Since publishing with Simon & Schuster/Atheneum Books for Young Readers in June 2015, Yasmeen Ismail‘s illustrations in One Word from Sophia have garnered enormous praise. Librarians, parents, book reviewers and young readers alike have invited outspoken Sophia onto their bookshelves and into their hearts. Her popularity has helped to ignite an important conversation: Sophia is a strong, intelligent female character of color and she has too few peers in picture books.
We were eager to get Yasmeen’s thoughts on working on such an important title, and also chat about her experience and technique illustrating Sophia.
When you first received art direction for One Word from Sophia, was it predetermined that Sophia would be a little girl of color or was that something you interpreted from the text on your own?
I think I just wanted her to be mixed race. It was a natural response… Someone from Atheneum mentioned that that was how Jim saw her, and I took it from there.
There’s also a bit of discussion from readers on whether Sophia’s family is racially blended or just illustrated with a variety of skin tones. What was the conversation between you and Atheneum in determining the characteristics of this fun family?
Well, what’s the difference?! If they have a variety of skin tones they are racially blended, and if they are racially blended they will have a variety of skin tones. But, yes, in my mind Grandma is Mommy’s mother, and Mommy married Daddy and he is white, and Daddy’s brother is Uncle Conrad who is also white, and Sophia is mixed race as a result. But I don’t really feel comfortable explaining that in such plain terms. They are a modern, normal family. They love each other and love their daughter. I don’t think it should be highlighted… LOOK A MIXED RACE FAMILY!
It just is what it is.
You and author Jim Averbeck have seen a ton of really positive buzz from the We Need Diverse Books movement. When you were illustrating Sophia, did you get a sense that you were helping to create an incredibly special and important character?
Not really. I knew she was a strong character from the text. And in it she is strong. I was most interested that this little girl was so smart and had a can-do attitude. She was willing to try things and was persistent.
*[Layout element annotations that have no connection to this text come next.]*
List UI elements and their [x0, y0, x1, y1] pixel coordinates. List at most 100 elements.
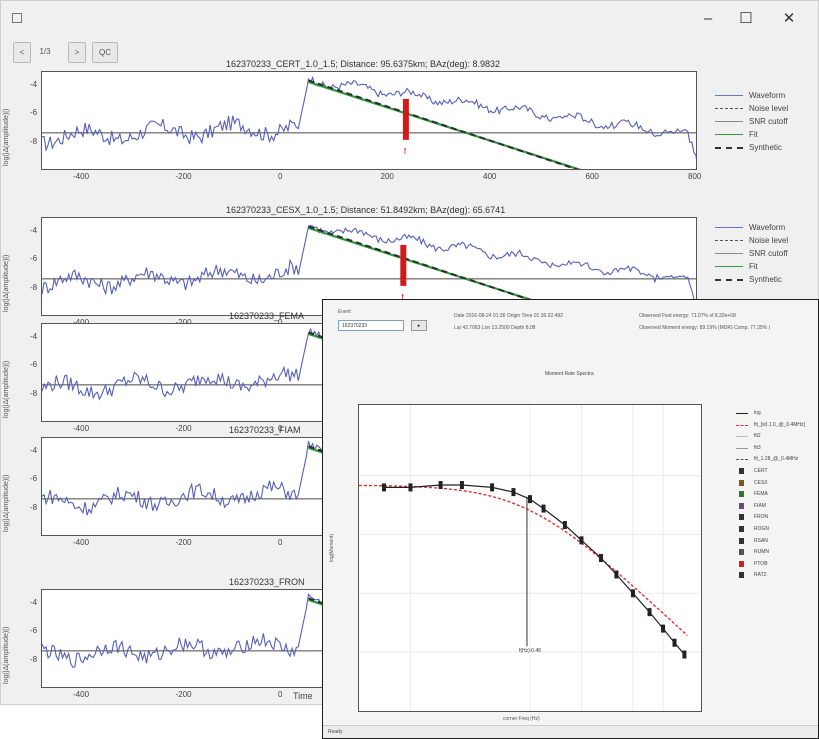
spectra-legend-label: FIAM: [754, 502, 766, 509]
spectra-legend-item: RUMN: [736, 547, 805, 559]
spectrum-point: [630, 589, 635, 598]
x-tick-label: -400: [73, 690, 90, 699]
spectra-legend-item: RSAN: [736, 536, 805, 548]
legend-label: SNR cutoff: [749, 117, 788, 126]
spectrum-point: [598, 554, 603, 562]
spectra-legend-item: fit3: [736, 443, 805, 455]
spectra-legend-label: PTOB: [754, 560, 768, 567]
spectra-legend-swatch: [736, 459, 748, 461]
energy-info-line2: Observed Moment energy: 89.19% (MDR) Com…: [639, 325, 771, 331]
spectra-legend-item: log: [736, 408, 805, 420]
spectra-legend-item: fit_1.28_@_0.4MHz: [736, 454, 805, 466]
spectra-legend-label: RUMN: [754, 549, 769, 556]
legend-item: SNR cutoff: [713, 115, 788, 128]
pick-marker[interactable]: [402, 98, 409, 140]
spectra-legend-label: fit3: [754, 444, 761, 451]
qc-button[interactable]: QC: [92, 42, 118, 63]
spectra-legend-item: ROGN: [736, 524, 805, 536]
popup-header: Event 162370233 ▸ Date 2016-08-24 01:36 …: [323, 300, 818, 346]
event-dropdown[interactable]: 162370233: [338, 320, 404, 331]
legend-label: Synthetic: [749, 275, 782, 284]
spectra-legend-label: fit2: [754, 433, 761, 440]
x-tick-label: 0: [278, 424, 283, 433]
spectra-legend-swatch: [739, 537, 744, 544]
spectra-legend-label: fit_[x0.1.0_@_0.4MHz]: [754, 421, 805, 428]
spectra-legend-swatch: [739, 514, 744, 521]
minimize-button[interactable]: –: [703, 10, 713, 27]
x-axis-label: Time: [293, 691, 313, 701]
x-tick-label: 600: [585, 172, 599, 181]
y-tick-label: -4: [30, 446, 38, 456]
energy-info-line1: Observed Fwd energy: 71.07% of 8.32e+08: [639, 313, 736, 319]
spectra-legend-swatch: [736, 424, 748, 426]
y-tick-label: -6: [30, 626, 38, 636]
spectra-legend-label: log: [754, 410, 761, 416]
panel-title: 162370233_FRON: [229, 577, 305, 587]
event-go-button[interactable]: ▸: [411, 320, 427, 331]
spectrum-point: [528, 495, 532, 504]
legend-swatch: [715, 134, 743, 135]
spectra-legend-swatch: [739, 549, 744, 556]
x-tick-label: -400: [73, 424, 90, 433]
y-tick-label: -8: [30, 282, 38, 292]
maximize-button[interactable]: ☐: [739, 10, 753, 27]
pick-marker[interactable]: [400, 244, 407, 286]
x-tick-label: 800: [688, 172, 702, 181]
legend-item: Noise level: [713, 234, 788, 247]
x-tick-label: 0: [278, 172, 283, 181]
synthetic-line: [308, 79, 579, 169]
y-tick-label: -4: [30, 332, 38, 342]
y-tick-label: -8: [30, 654, 38, 664]
y-axis-label: log(|Δ(amplitude)|): [3, 626, 10, 684]
next-page-button[interactable]: >: [68, 42, 86, 63]
spectra-legend-label: RSAN: [754, 537, 768, 544]
x-tick-label: -400: [73, 318, 89, 327]
legend-label: Fit: [749, 262, 758, 271]
spectra-legend-item: CERT: [736, 466, 805, 478]
spectra-legend-swatch: [736, 447, 748, 449]
pick-marker-label: f: [401, 293, 404, 302]
page-indicator: 1/3: [39, 47, 51, 56]
y-tick-label: -4: [30, 226, 38, 236]
waveform-line: [42, 76, 696, 160]
y-tick-label: -6: [30, 108, 38, 118]
spectra-legend-swatch: [739, 502, 744, 509]
panel-title: 162370233_CERT_1.0_1.5; Distance: 95.637…: [226, 59, 501, 69]
legend-label: Waveform: [749, 223, 786, 232]
spectra-legend-swatch: [739, 560, 744, 567]
event-info-line2: Lat 42.7063 Lon 13.2500 Depth 8.08: [454, 325, 536, 331]
chart-title: Moment Rate Spectra: [545, 371, 594, 377]
status-text: Ready: [328, 729, 343, 735]
synthetic-line: [308, 225, 579, 315]
x-tick-label: -200: [175, 538, 192, 547]
legend-label: Synthetic: [749, 143, 782, 152]
legend-swatch: [715, 240, 743, 241]
legend-item: Fit: [713, 128, 788, 141]
spectra-legend-item: FEMA: [736, 489, 805, 501]
fit-curve: [359, 484, 688, 637]
x-tick-label: -400: [73, 538, 90, 547]
spectrum-point: [562, 521, 567, 530]
spectrum-point: [511, 488, 516, 497]
y-axis-label: log(|Δ(amplitude)|): [3, 108, 10, 166]
spectra-svg: f(Hz):0.48: [359, 405, 701, 711]
legend-swatch: [715, 266, 743, 267]
legend-item: Waveform: [713, 221, 788, 234]
fit-line: [308, 80, 582, 169]
status-bar: Ready: [323, 725, 818, 738]
waveform-line: [42, 225, 696, 307]
y-tick-label: -4: [30, 80, 38, 90]
spectra-legend-item: CESX: [736, 478, 805, 490]
spectrum-point: [490, 483, 495, 492]
legend-item: Synthetic: [713, 141, 788, 154]
event-info-line1: Date 2016-08-24 01:36 Origin Time 01:36:…: [454, 313, 563, 319]
prev-page-button[interactable]: <: [13, 42, 31, 63]
legend-swatch: [715, 147, 743, 149]
spectra-legend-label: CERT: [754, 467, 768, 474]
x-tick-label: 0: [278, 538, 283, 547]
spectra-legend-swatch: [739, 572, 744, 579]
moment-rate-spectra-window: Event 162370233 ▸ Date 2016-08-24 01:36 …: [322, 299, 819, 739]
close-button[interactable]: ✕: [782, 10, 796, 27]
x-tick-label: -400: [73, 172, 90, 181]
waveform-svg: f: [42, 76, 696, 169]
She put her mind to things. That was what I thought was attractive about her. She is a good role model for girls… and boys.
Have you received any feedback from young readers, parents or teachers/librarians on how Sophia filled a hole in their bookshelf, specifically that of a strong, ethnically diverse female character?
The feedback has been incredible. Already the publisher has informed me (with a beautiful card each time) that the book has already reprinted twice! Schools have talked about how it’s great to see Sophia gracing the cover, and the general feeling is that Jim’s use of vocabulary in the book is teaching kids the wonders of new words.
We were delighted to receive a starred review from Kirkus, there was an awesome window display for Sophia in Mrs. Dalloway’s Literary and Garden Arts in Berkeley, California. There’s been articles in the Baltimore Sun, Publishers Weekly, and it’s been included in some incredible lists such as Top 2015 Mighty Girl Books for Children and Sonderbooks Stand-Outs 2015.
And when I travelled to Minneapolis last year I did a signing for Simon & Schuster at the NCTE Conference. The teachers I met were delighted with the book and were all very excited to bring it into their classes to show their kids.
From a creative standpoint, what was your process in illustrating One Word From Sophia? The colors and textures are so beautiful, is it entirely watercolor or do you incorporate digital elements as well?
Planning it out was key. I wanted the book to have a real flow throughout. Jim had made it clear in the text that Sophia had an obsession with ballet. It was her motivation, so I used dance to take the reader through the story. In the book you can see how she skips and prances through the pages. Sometimes she is less graceful, but over all she is usually in some thought out posture.
As with most of my books, I plan first (rigorously) and then I paint (watercolours) the elements of each spread sort of separately. This gives me control over the final image. These ‘pieces’ are then scanned in and then collaged and assembled in Photoshop to make the final artwork.
What projects do you have coming up next?
I have a couple of books with a UK publisher that I have just finished up. These are entirely new characters for much younger readers. I am really excited about them and I have loved working with the publisher. I am very proud of these books and can’t wait to shout about them!
And my biggest project at the moment is nearly complete. I have approximately 5 weeks until I have my baby boy. Once I get back on my feet again, I’ll be working on books for Bloomsbury, Walker and Nosy Crow in the UK… and maybe a little something for the US too!